下院歳入委員会のケビン・ブレイディ委員長(共和党、テキサス州)は、中国政府の不正で有害な貿易慣行に挑むことは必要とする一方で、「追加関税の賦課は、米国の製造業者や農家、労働者、消費者を害する」との声明を出した。その上で、政権が新たに追加した関税品目リスト(注1)の対象をより狭めるよう、USTRに求める、と述べた。また、製品別適用除外申請制度については、1962年通商拡大法232条に基づく鉄鋼・アルニムニウムの関税賦課に対して商務省が実施している制度を「問題あるもの(problematic)」と呼び、より実効的な制度が必要だと主張している(注2)。

上院財政委員会のオリン・ハッチ委員長(共和党、ユタ州)も、中国政府の技術移転策に関する不公正な慣行に挑むトランプ大統領の姿勢を評価する一方で、関税賦課には反対した。「米国経済を弱体化させ、同盟国を阻害し、米国のビジネス、農畜産家に対する他国からの報復措置を招く的外れな貿易政策は、中国の不公正な貿易政策と対峙(たいじ)するわれわれの国力を衰退化させる」と批判している。

また、ポール・ライアン下院議長(共和党、ウィスコンシン州)とミッチ・マコーネル上院多数党院内総務(共和党、ケンタッキー州)は声明を出していないが、マコーネル上院議員は4月、貿易紛争に対する懸念を表明し、トランプ政権による対中関税賦課に否定的な発言をしている(議会専門誌「ザ・ヒル」4月4日)。中国が報復関税を賦課する品目リストには、マコーネル議員の選出区ケンタッキー州を主要生産地とするウイスキーなどが含まれている。

米国商工会議所やビジネス・ラウンドテーブル、全米製造業者協会(NAM)など、米国の主要ビジネス団体は、関税賦課に反対する声明を出した。中国の不公正な貿易慣行に関する是正策として、関税賦課は適切な手段ではない、と批判している。

民主党議員は対中措置に評価と懸念

一方、チャック・シューマー上院少数党院内総務(民主党、ニューヨーク州)は6月25日のツイッターで、「トランプ大統領の中国に対する措置は適切だ。
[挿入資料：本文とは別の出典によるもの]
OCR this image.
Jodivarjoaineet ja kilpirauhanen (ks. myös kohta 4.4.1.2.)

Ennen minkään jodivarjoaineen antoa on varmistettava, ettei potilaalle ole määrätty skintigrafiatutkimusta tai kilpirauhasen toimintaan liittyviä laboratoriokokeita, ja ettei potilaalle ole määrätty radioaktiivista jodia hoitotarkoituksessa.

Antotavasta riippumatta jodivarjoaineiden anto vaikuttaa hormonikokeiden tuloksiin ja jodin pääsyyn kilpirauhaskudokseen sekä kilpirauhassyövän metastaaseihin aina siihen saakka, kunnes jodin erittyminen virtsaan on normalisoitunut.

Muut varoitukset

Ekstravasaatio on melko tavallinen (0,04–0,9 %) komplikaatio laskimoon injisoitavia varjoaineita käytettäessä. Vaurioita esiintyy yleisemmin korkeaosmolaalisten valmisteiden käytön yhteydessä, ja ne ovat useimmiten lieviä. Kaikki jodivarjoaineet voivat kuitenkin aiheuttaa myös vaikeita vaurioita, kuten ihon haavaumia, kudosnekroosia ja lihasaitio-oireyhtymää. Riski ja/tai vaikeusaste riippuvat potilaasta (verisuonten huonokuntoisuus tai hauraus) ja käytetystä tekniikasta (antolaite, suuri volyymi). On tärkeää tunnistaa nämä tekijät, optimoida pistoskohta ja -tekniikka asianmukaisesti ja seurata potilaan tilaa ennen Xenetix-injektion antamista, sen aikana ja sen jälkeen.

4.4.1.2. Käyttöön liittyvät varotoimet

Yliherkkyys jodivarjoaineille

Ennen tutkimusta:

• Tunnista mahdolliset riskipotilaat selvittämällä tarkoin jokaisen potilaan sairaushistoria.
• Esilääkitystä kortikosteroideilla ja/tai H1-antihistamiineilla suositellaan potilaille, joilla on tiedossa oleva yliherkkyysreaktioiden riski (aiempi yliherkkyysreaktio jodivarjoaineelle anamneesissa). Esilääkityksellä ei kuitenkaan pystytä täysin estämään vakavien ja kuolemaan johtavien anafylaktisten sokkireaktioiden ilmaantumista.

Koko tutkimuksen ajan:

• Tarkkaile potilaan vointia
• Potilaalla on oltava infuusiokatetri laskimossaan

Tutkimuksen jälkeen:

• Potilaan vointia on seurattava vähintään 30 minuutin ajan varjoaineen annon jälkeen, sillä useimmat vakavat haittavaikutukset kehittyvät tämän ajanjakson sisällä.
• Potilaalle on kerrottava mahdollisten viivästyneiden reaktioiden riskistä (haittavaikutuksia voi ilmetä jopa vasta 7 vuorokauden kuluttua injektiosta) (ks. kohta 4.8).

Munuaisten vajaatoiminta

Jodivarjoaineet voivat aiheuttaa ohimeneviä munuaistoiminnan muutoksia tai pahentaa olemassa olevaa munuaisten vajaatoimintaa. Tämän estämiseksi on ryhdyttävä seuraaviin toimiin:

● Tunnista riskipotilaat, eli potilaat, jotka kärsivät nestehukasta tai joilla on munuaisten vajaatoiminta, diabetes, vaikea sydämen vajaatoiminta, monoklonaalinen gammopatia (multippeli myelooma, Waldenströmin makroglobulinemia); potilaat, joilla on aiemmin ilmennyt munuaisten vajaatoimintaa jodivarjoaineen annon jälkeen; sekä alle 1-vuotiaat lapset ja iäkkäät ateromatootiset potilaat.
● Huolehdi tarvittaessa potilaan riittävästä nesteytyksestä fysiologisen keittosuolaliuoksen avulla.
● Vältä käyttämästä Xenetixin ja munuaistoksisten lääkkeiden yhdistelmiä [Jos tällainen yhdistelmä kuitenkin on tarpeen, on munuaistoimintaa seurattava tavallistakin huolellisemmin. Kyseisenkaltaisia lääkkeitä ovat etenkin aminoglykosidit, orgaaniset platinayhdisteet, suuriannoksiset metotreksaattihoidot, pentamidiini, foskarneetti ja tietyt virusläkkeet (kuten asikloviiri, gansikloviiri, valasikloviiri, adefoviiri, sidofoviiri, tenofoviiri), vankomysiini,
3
中国はわれわれの真の貿易敵国(trade enemy)であり、中国による知的財産権の窃盗や公正な環境でわれわれの企業が競争することを拒否する行為は、数百万人もの米国の将来の雇用を脅かす」とトランプ政権を評価した。

また、上院財政委員会のロン・ワイデン少数党筆頭委員(民主党、オレゴン州)は「本日の(関税賦課の)決定が中国の真の改革を生み出すための一貫した戦略の始まりであれば歓迎する」としつつも、「今回の措置も、他のトランプ政権の貿易措置のように戦略的なものではなく、衝動的なものであることを懸念している」とも述べた。
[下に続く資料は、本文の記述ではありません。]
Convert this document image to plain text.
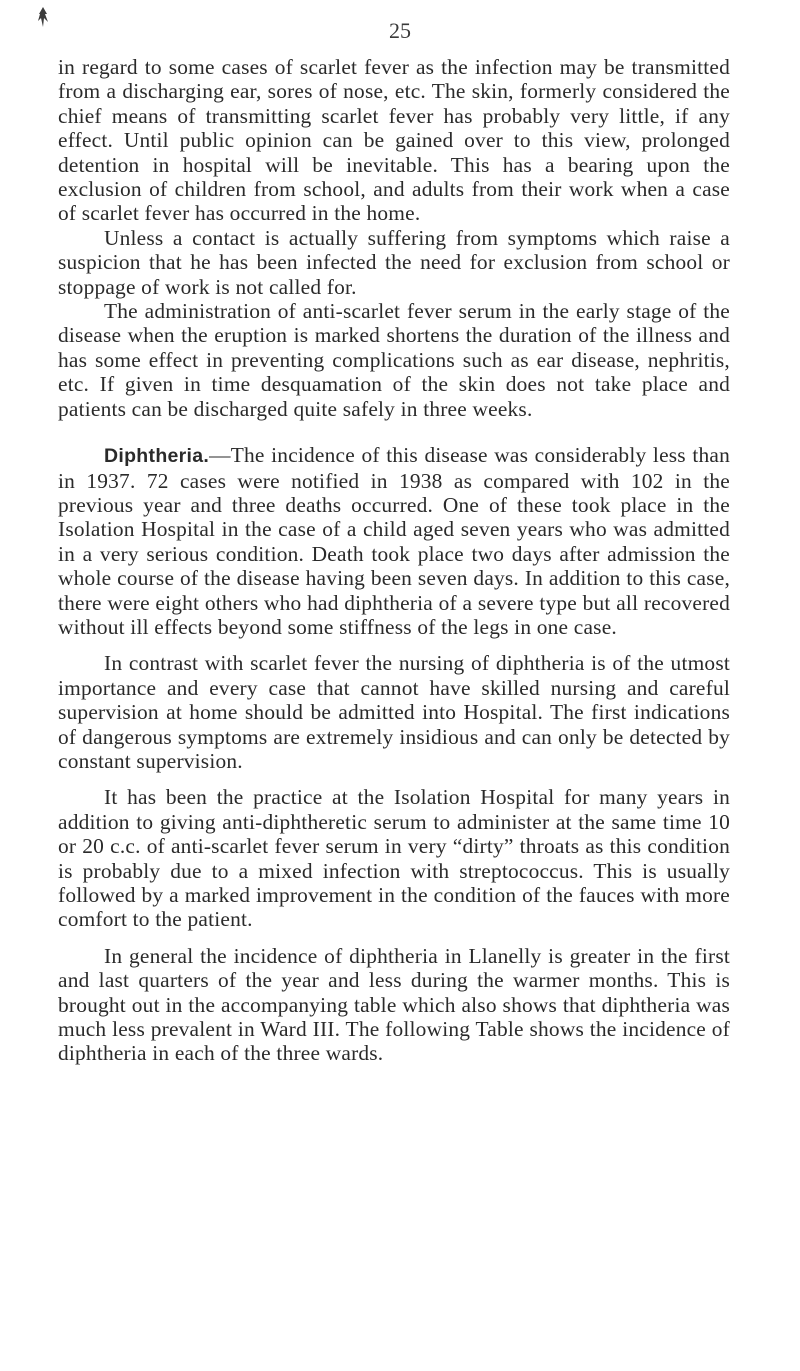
25

in regard to some cases of scarlet fever as the infection may be transmitted from a discharging ear, sores of nose, etc. The skin, formerly considered the chief means of transmitting scarlet fever has probably very little, if any effect. Until public opinion can be gained over to this view, prolonged detention in hospital will be inevitable. This has a bearing upon the exclusion of children from school, and adults from their work when a case of scarlet fever has occurred in the home.

Unless a contact is actually suffering from symptoms which raise a suspicion that he has been infected the need for exclusion from school or stoppage of work is not called for.

The administration of anti-scarlet fever serum in the early stage of the disease when the eruption is marked shortens the duration of the illness and has some effect in preventing complications such as ear disease, nephritis, etc. If given in time desquamation of the skin does not take place and patients can be discharged quite safely in three weeks.

Diphtheria.—The incidence of this disease was considerably less than in 1937. 72 cases were notified in 1938 as compared with 102 in the previous year and three deaths occurred. One of these took place in the Isolation Hospital in the case of a child aged seven years who was admitted in a very serious condition. Death took place two days after admission the whole course of the disease having been seven days. In addition to this case, there were eight others who had diphtheria of a severe type but all recovered without ill effects beyond some stiffness of the legs in one case.

In contrast with scarlet fever the nursing of diphtheria is of the utmost importance and every case that cannot have skilled nursing and careful supervision at home should be admitted into Hospital. The first indications of dangerous symptoms are extremely insidious and can only be detected by constant supervision.

It has been the practice at the Isolation Hospital for many years in addition to giving anti-diphtheretic serum to administer at the same time 10 or 20 c.c. of anti-scarlet fever serum in very “dirty” throats as this condition is probably due to a mixed infection with streptococcus. This is usually followed by a marked improvement in the condition of the fauces with more comfort to the patient.

In general the incidence of diphtheria in Llanelly is greater in the first and last quarters of the year and less during the warmer months. This is brought out in the accompanying table which also shows that diphtheria was much less prevalent in Ward III. The following Table shows the incidence of diphtheria in each of the three wards.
下院歳入政員会のリチャード・ニール少数党筆頭委員(民主党、マサチューセッツ州)も「対中関税賦課に向けた重要な前進」と中国への関税賦課は支持するものの、対中戦略に一貫性がないと批判もした。

ナンシー・ペロシ下院少数党院内総務(民主党、カリフォルニア州)は、本件について発言していない。

なお、トランプ大統領は6月18日、中国政府の報復関税への対抗措置として、新たに10%の関税を賦課する2,000億ドル相当の中国製品を特定するよう、USTRに指示した。ライトハイザーUSTR代表は同日、大統領からの指示を受け「USTRは、中国の(報復関税賦課)行為を相殺するため、関税案を準備している」と表明している。
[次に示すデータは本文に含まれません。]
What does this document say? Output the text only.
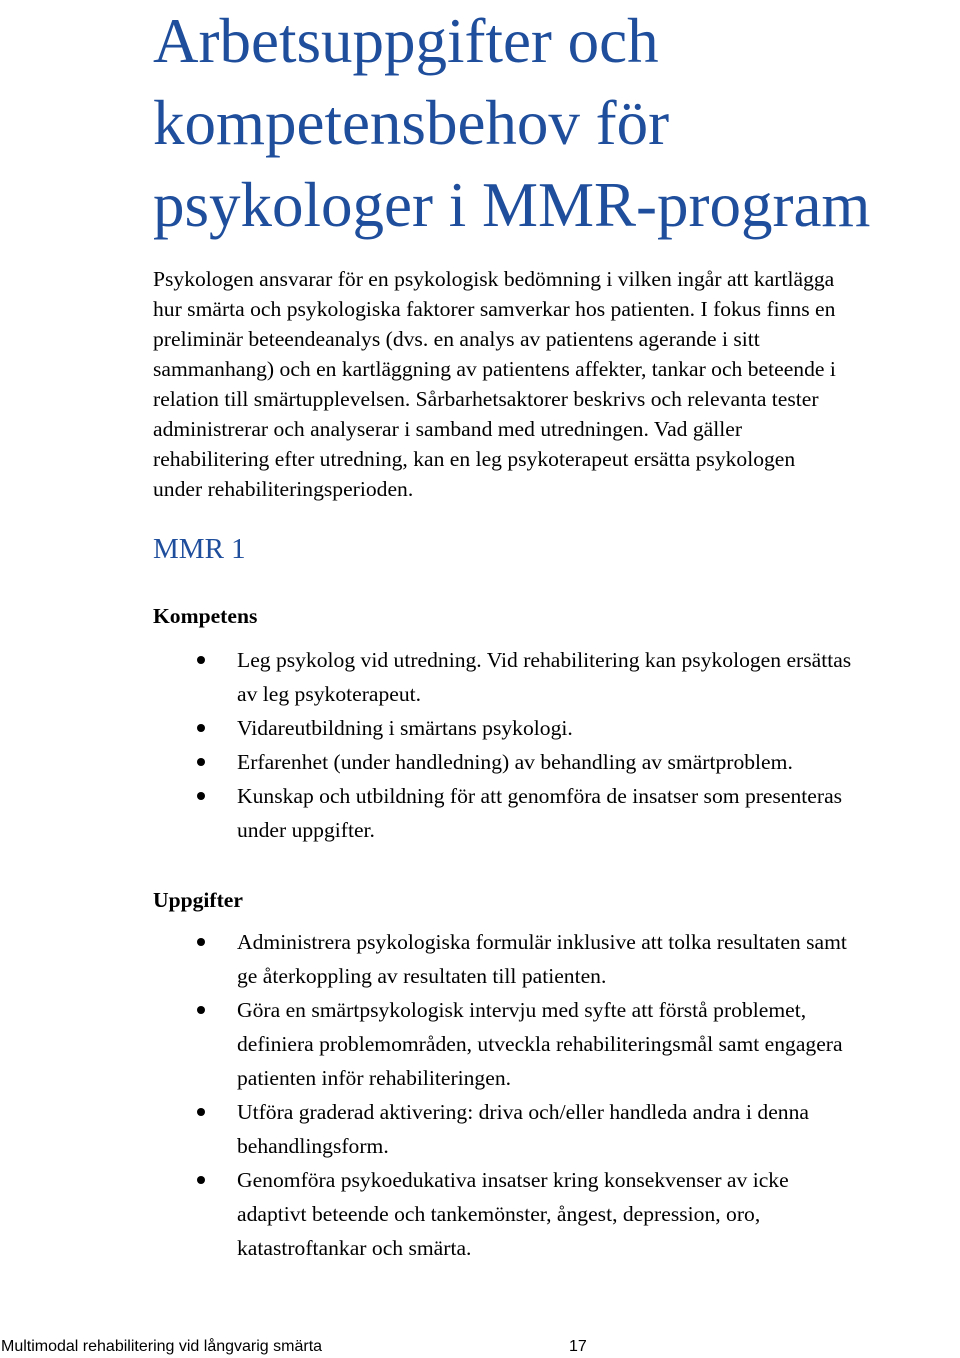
Arbetsuppgifter och
kompetensbehov för
psykologer i MMR-program

Psykologen ansvarar för en psykologisk bedömning i vilken ingår att kartlägga
hur smärta och psykologiska faktorer samverkar hos patienten. I fokus finns en
preliminär beteendeanalys (dvs. en analys av patientens agerande i sitt
sammanhang) och en kartläggning av patientens affekter, tankar och beteende i
relation till smärtupplevelsen. Sårbarhetsaktorer beskrivs och relevanta tester
administrerar och analyserar i samband med utredningen. Vad gäller
rehabilitering efter utredning, kan en leg psykoterapeut ersätta psykologen
under rehabiliteringsperioden.

MMR 1
Kompetens
Leg psykolog vid utredning. Vid rehabilitering kan psykologen ersättas
av leg psykoterapeut.
Vidareutbildning i smärtans psykologi.
Erfarenhet (under handledning) av behandling av smärtproblem.
Kunskap och utbildning för att genomföra de insatser som presenteras
under uppgifter.
Uppgifter
Administrera psykologiska formulär inklusive att tolka resultaten samt
ge återkoppling av resultaten till patienten.
Göra en smärtpsykologisk intervju med syfte att förstå problemet,
definiera problemområden, utveckla rehabiliteringsmål samt engagera
patienten inför rehabiliteringen.
Utföra graderad aktivering: driva och/eller handleda andra i denna
behandlingsform.
Genomföra psykoedukativa insatser kring konsekvenser av icke
adaptivt beteende och tankemönster, ångest, depression, oro,
katastroftankar och smärta.
Multimodal rehabilitering vid långvarig smärta	17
(注1)6月15日に公表された関税リストには、USTRが4月6日に対象品目リストの案として提示し、パブリックコメントの対象となっていた1,333品目には含まれない284品目が新たに追加されている。これらの品目は、7月6日の第1弾の関税賦課の対象にはなっておらず、今後パブリックコメントや公聴会を別途、経た上で最終確定される。

(注2)商務省が実施している鉄鋼・アルミニウムに関する関税賦課の製品別適用除外プロセスについては、申請書類の審査時間の長さなどについて、超党派の議員らから批判の声が上がっている(2018年5月14日記事参照)。